O distanciamento temporal parece funcionar como o fator que possibilitou uma análise do distanciamento afetivo que no tempo real em que ocorre não abre brechas para interpretações. Impulsionadas pelo ímpeto, pela urgência da juventude, os sentimentos são o que são e ponto. Com a maturidade Annie busca as entrelinhas para ressignificar o ponto. Ao mesmo tempo que a narradora demonstra que a figura de seu pai sempre representou algo significativo em sua vida, existe um conflito geracional que começou a separar duas épocas, dois mundos e dois pensamentos que já não podiam comungar dos mesmos sonhos e das mesmas ações.
Para entender um pouco mais seu pai, Annie Ernaux diz: “talvez eu escreva porque já não tínhamos mais nada para dizer um ao outro”. O que vemos no livro é que a pessoa que Ernaux se tornou já foi muito mais do que ela poderia dizer ao pai e ele acompanhou essa caminhada com atenção, mesmo que na maioria das vezes em total silêncio. Quando uma filha de operário consegue romper o ciclo da servidão em busca do mínimo, acaba por promover uma revolução no mundo de um pai de pouca instrução formal e que aprendeu a não opinar na frente de pessoas “mais estudadas” para não passar por situações vergonhosas. Não é o desamor que distancia pai e filha, mas sim o contraste entre visões de mundo.
Só há pouco percebi que escrever o romance é impossível. Para contar a história de uma vida regida pela necessidade, não posso assumir, de saída, um ponto de vista artístico, nem tentar fazer alguma coisa “cativante” ou “comovente”. Vou recolher as falas, os gestos, os gostos do meu pai, os fatos mais marcantes de sua vida, todos os indícios objetivos de uma existência que também compartilhei
Assim, com uma escrita direta e cuidadosamente trabalhada para esconder recursos linguísticos e para se aproximar mais de uma conversa, de um desabafo, Annie Ernaux fala sobre seu pai, sua infância, família, formação acadêmica e pessoal. Faz uma discreta e poderosa análise das nuances de um contexto social e das questões que enfrentavam uma vez que seu pai era um operário que precisou lutar a vida inteira para garantir o sustento da família.

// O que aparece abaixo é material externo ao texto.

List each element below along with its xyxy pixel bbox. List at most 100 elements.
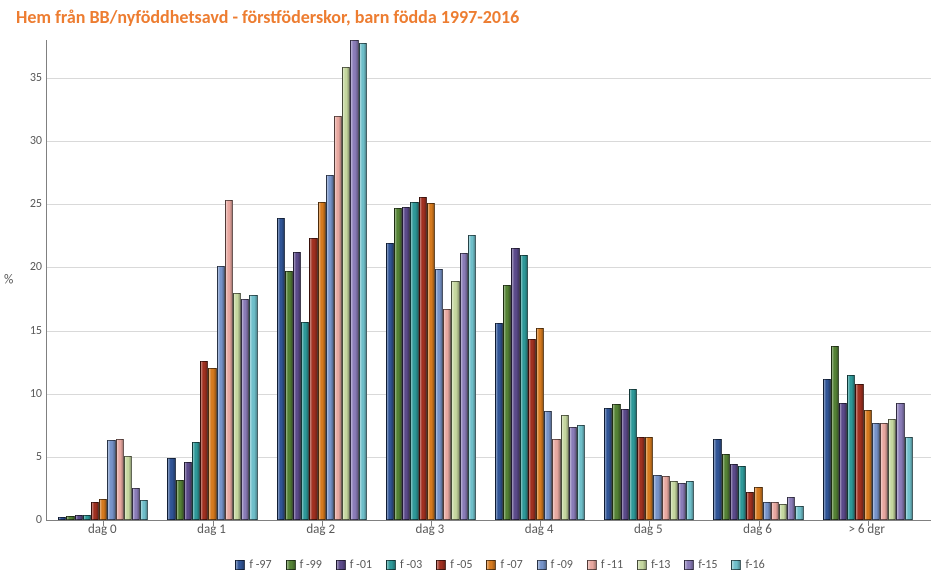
x-tick-label: dag 4 [525, 522, 554, 537]
bar [318, 202, 326, 520]
x-tick-label: dag 0 [88, 522, 117, 537]
bar-group [823, 40, 913, 520]
bar [249, 295, 257, 520]
bar [285, 271, 293, 520]
legend-item: f -01 [336, 558, 372, 572]
x-tick-label: dag 3 [416, 522, 445, 537]
bar [847, 375, 855, 520]
bar [386, 243, 394, 520]
y-tick-label: 30 [8, 134, 42, 148]
bar [301, 322, 309, 520]
bar [880, 423, 888, 520]
bar [334, 116, 342, 520]
bar [771, 502, 779, 520]
bar [217, 266, 225, 520]
legend-swatch [486, 560, 496, 570]
bar [124, 456, 132, 520]
bar-group [58, 40, 148, 520]
bar [419, 197, 427, 520]
bar [225, 200, 233, 520]
bar [686, 481, 694, 520]
x-tick-label: dag 6 [743, 522, 772, 537]
legend-item: f -05 [436, 558, 472, 572]
bar [394, 208, 402, 520]
legend-label: f -09 [551, 558, 573, 572]
bar [746, 492, 754, 520]
x-tick-label: dag 2 [306, 522, 335, 537]
legend-swatch [235, 560, 245, 570]
bar [359, 43, 367, 520]
y-tick-label: 5 [8, 450, 42, 464]
legend-item: f-16 [731, 558, 764, 572]
y-tick-label: 10 [8, 387, 42, 401]
bar-group [167, 40, 257, 520]
bar [99, 499, 107, 520]
plot-area [46, 40, 931, 521]
y-tick-label: 20 [8, 260, 42, 274]
bar [670, 481, 678, 520]
bar [722, 454, 730, 520]
legend-swatch [286, 560, 296, 570]
x-tick-label: dag 1 [197, 522, 226, 537]
bar [888, 419, 896, 520]
legend-swatch [684, 560, 694, 570]
bar-group [386, 40, 476, 520]
bar [342, 67, 350, 520]
legend-item: f -03 [386, 558, 422, 572]
legend-label: f -01 [350, 558, 372, 572]
bar [779, 504, 787, 520]
bar [241, 299, 249, 520]
bar [678, 483, 686, 520]
bar [763, 502, 771, 520]
bar-group [495, 40, 585, 520]
bar [167, 458, 175, 520]
bar [795, 506, 803, 520]
bar [410, 202, 418, 520]
bar [277, 218, 285, 520]
bar [536, 328, 544, 520]
legend-label: f -05 [450, 558, 472, 572]
legend-swatch [587, 560, 597, 570]
bar [233, 293, 241, 520]
bar [621, 409, 629, 520]
bar [511, 248, 519, 520]
bar [787, 497, 795, 520]
y-axis-label: % [4, 273, 13, 288]
bar [427, 203, 435, 520]
chart-title: Hem från BB/nyföddhetsavd - förstfödersk… [16, 6, 519, 28]
legend-label: f -07 [500, 558, 522, 572]
bar [200, 361, 208, 520]
legend-label: f -11 [601, 558, 623, 572]
legend-label: f-13 [651, 558, 670, 572]
y-tick-label: 0 [8, 513, 42, 527]
bar-group [713, 40, 803, 520]
legend-label: f -97 [249, 558, 271, 572]
bar [58, 517, 66, 520]
legend-item: f-15 [684, 558, 717, 572]
legend-label: f-16 [745, 558, 764, 572]
bar [713, 439, 721, 520]
legend-swatch [336, 560, 346, 570]
bar [326, 175, 334, 520]
bar [192, 442, 200, 520]
bar [754, 487, 762, 520]
bar [839, 403, 847, 520]
legend-swatch [731, 560, 741, 570]
y-tick-label: 35 [8, 71, 42, 85]
bar [468, 235, 476, 520]
bar [637, 437, 645, 520]
bar-group [604, 40, 694, 520]
legend-item: f -99 [286, 558, 322, 572]
bar [569, 427, 577, 520]
bar [402, 207, 410, 520]
bar [544, 411, 552, 520]
bar [831, 346, 839, 520]
bar [503, 285, 511, 520]
bar [435, 269, 443, 520]
bar [738, 466, 746, 520]
legend-item: f-13 [637, 558, 670, 572]
bar [604, 408, 612, 520]
bar [66, 516, 74, 520]
legend-swatch [537, 560, 547, 570]
bar [864, 410, 872, 520]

Percebemos uma similaridade muito grande entre a personalidade do pai da narradora e de seu avô. A autora volta seu olhar para uma geração atrás e vai percebendo os resquícios que vão sobrevivendo ao tempo e se entranhando na geração seguinte. Essa questão fica bem demarcada nos papéis de gênero que foram definidos por uma convenção social definindo o papel do homem e da mulher na sociedade e na família.
Essa personalidade hostil foi foi sua fonte de energia vital, a força necessária para resistir à miséria e acreditar que ele era um homem. O que ele mais detestava era ver dentro de casa alguém da família mergulhado em um livro ou jornal. Ele não tinha tido tempo de aprender a ler e escrever.
Ao escrever sobre o pai a narradora vai percebendo que diferença é uma palavra chave para entender sua relação com o pai. Os conflitos de gênero, classe e geração são apresentados em pílulas, em pequenos acontecimentos, em conversas corriqueiras e em discussões usuais de família. É um livro que revela muito mais do que a relação pai e filha e que convida os leitores a pensar sobre as grandes mudanças sociais e políticas e como elas se revelam na vida privada.